Kendisini yine böyle bir kış günü milletvekilliliği adaylığı öncesinde kaybettik. O acılı günden bu yana kendisinin aramızdan ayrılışının yıldönümü olan her aralık ayında büyük bir acıya gark olmuşumdur. Ali Metin Tokdemir, Kelkit’in yetiştirdiği en değerli insanlardan birisi idi. Bu tespit, yıllar geçse de bütünlüğünden hiç bir şey kaybetmeyerek daha nice yıllar devirebilecek güçtedir.
Milletvekili seçilmesi durumunda çok büyük başarıları ve hizmetleriyle göğsümüzü kabartacağına inandığım Ali Metin Tokdemir’i ne yazık ki çok zamansız bir anda kaybettik. Hayata karşı dik duruşu, siyasi bütün çirkefliklerin çok ötesinde ahlak ve fikir zengini bir insan oluşu, adını hala dilimizde sıcak tutuyor.
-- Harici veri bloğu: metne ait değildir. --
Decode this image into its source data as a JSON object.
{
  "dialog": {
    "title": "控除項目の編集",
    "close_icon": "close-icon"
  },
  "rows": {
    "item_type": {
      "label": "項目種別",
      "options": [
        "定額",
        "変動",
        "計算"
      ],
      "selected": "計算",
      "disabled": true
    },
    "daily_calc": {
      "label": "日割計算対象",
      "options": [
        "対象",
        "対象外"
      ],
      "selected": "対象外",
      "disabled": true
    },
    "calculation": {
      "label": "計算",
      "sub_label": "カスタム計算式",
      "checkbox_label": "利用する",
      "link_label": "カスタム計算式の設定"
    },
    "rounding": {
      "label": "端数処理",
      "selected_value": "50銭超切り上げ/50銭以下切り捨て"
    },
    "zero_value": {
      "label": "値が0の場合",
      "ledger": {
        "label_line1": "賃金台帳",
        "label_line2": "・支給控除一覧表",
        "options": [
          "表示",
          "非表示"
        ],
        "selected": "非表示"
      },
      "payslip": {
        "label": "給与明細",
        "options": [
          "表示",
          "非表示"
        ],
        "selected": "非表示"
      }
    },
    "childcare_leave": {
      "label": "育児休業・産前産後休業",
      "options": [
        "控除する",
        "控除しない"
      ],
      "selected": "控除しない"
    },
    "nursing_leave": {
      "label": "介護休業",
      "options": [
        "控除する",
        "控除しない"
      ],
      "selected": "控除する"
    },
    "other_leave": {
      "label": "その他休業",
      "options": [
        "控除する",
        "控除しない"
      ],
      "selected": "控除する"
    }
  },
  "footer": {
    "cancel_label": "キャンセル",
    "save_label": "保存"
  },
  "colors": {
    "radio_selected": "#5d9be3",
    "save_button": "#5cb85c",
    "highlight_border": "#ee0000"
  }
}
Çok iyi hatırlıyorum, genç ve idealist bir “ülkücü” olarak milletvekili adaylığı sırasında kendisine küçümseyen bakışlarla bakılmış, siyasetin kurt duayenleri tarafından dikkate bile alınmayarak, seçilemeyeceği yönünde bir takım yorumlarda bulunulmuş idi. Yaşasaydı belki de seçilemeyecekti, kim bilebilir? Ama ben, her şeye rağmen toplumumuzu ve halkımızı temsil yönünde bu genc ve idealist delikanlının ortak bir mazhariyet sonucu seçilebileceğine hep inanmış idim. Çok farklı bir hayata karşı duruşu vardı. Aday olarak çıktığı partinin sınırlarını çoktan aşmış, kahve kahve dolaşıyor, gülen gözlerinden hiç eksik etmediği iman dolu bir ışıkla oy istiyordu.
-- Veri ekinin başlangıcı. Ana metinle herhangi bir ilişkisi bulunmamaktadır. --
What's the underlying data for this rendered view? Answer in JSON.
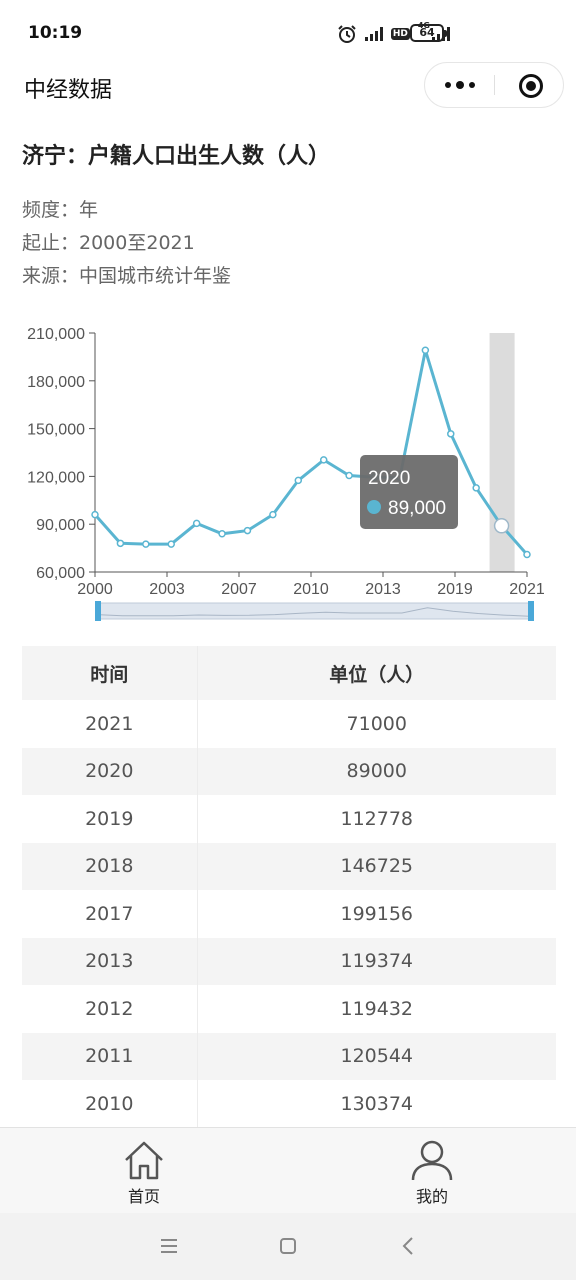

Merhum Kelkit belediye başkanlarından Adnan Aktaş’ı “komünist, dinsiz” diye küçümseyerek saf dışı bırakmak isteyenlere , nasıl ki Adnan Aktaş, seçilmeyi başararak çok anlamlı bir yanıt verdiyse, eğer ki yaşasaydı bu yanıtın bir benzerini sevgili Ali Metin Tokdemir vermeye hazırlanıyordu. Bakmayınız siz üç beş çığırtkanın ortalığı dalgalandırmak istemelerine; halkın yüce gönlünün kimden yana kayacağı ve ilahi sırrın kimde tecelli edeceği hiç bili olmaz.
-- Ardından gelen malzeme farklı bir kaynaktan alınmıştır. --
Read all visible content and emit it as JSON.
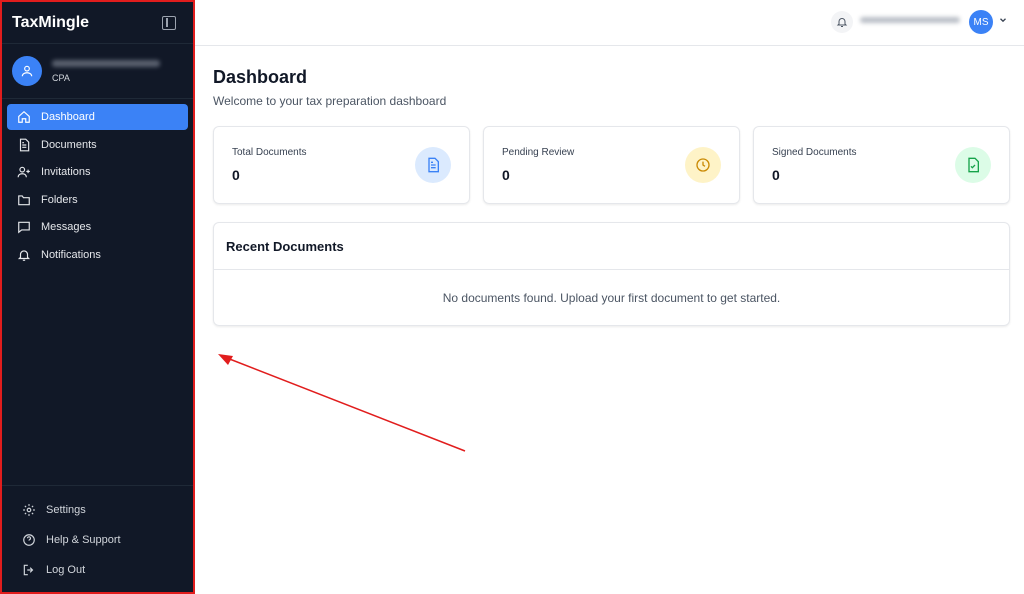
{
  "sidebar": {
    "brand": "TaxMingle",
    "profile_role": "CPA",
    "items": [
      {
        "label": "Dashboard",
        "icon": "home-icon",
        "active": true
      },
      {
        "label": "Documents",
        "icon": "document-icon"
      },
      {
        "label": "Invitations",
        "icon": "user-plus-icon"
      },
      {
        "label": "Folders",
        "icon": "folder-icon"
      },
      {
        "label": "Messages",
        "icon": "message-icon"
      },
      {
        "label": "Notifications",
        "icon": "bell-icon"
      }
    ],
    "bottom_items": [
      {
        "label": "Settings",
        "icon": "gear-icon"
      },
      {
        "label": "Help & Support",
        "icon": "help-icon"
      },
      {
        "label": "Log Out",
        "icon": "logout-icon"
      }
    ]
  },
  "header": {
    "avatar_initials": "MS"
  },
  "main": {
    "title": "Dashboard",
    "subtitle": "Welcome to your tax preparation dashboard",
    "cards": [
      {
        "label": "Total Documents",
        "value": "0",
        "icon": "document-icon",
        "color": "#3b82f6",
        "bg": "#dbeafe"
      },
      {
        "label": "Pending Review",
        "value": "0",
        "icon": "clock-icon",
        "color": "#ca8a04",
        "bg": "#fef3c7"
      },
      {
        "label": "Signed Documents",
        "value": "0",
        "icon": "file-check-icon",
        "color": "#16a34a",
        "bg": "#dcfce7"
      }
    ],
    "recent": {
      "title": "Recent Documents",
      "empty_text": "No documents found. Upload your first document to get started."
    }
  },
  "colors": {
    "sidebar_bg": "#111827",
    "accent": "#3b82f6",
    "annotation": "#e11d1d"
  }
}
Seçim atmosferinde çok sıcak gelişmelerin yaşandığı bir gündü.
Merhum Ali Metin Tokdemir’i kapımda görünce heyecanlandım.Yanında kardeşi Engin Tokdemir vardı. Yanılmıyorsam, ölümünden iki gün evvelki gündü. O gün akşama kadar sohbet ettik. Koşmalarından inanç kırıntıları serpiştiriyor, benim kafamı ve beynimi bombalıyordu. Sohbetimizin bir yerinde beni yıllardın peşinden sürükleyen bir cümle dökülüverdi dudaklarından: “ALİ, AHDE VEFASIZLIK İMANSIZLIKTIR!”
Bu cümlenin bende bıraktığı derin izler hala bizzat yüreğimin kılcal damarlarında dolaşıyor. Böylesine imansızlığı getirip ahde vefasızlığa dayandıran yaklaşımı beni o gün için cezbetmiş, kendisine duyduğum yakınlık daha bir perçinlenmiş idi.
Aradan yıllar geçti, ismi hala dudaklarımızda terennüm ederken, yüreğimiz titriyor. Gümüşhanemizde ülkesini seven, bu geniş anlamda “ülkücü” insanlara her zamankinden daha fazla ihtiyaç duyduğumuzu da yazmaktan geçemeyeceğim. Varsın birileri küçümsesin, ülkesine seven her ülkücü genç, yolunu bulup denizine doğru koşacaktır.
Engeller aşılmak için değimlidir sevgili Kuşakkaya okurları?
Onun misyonunu anlayanlardan ve uygulayanlardan olmamızı diliyorum.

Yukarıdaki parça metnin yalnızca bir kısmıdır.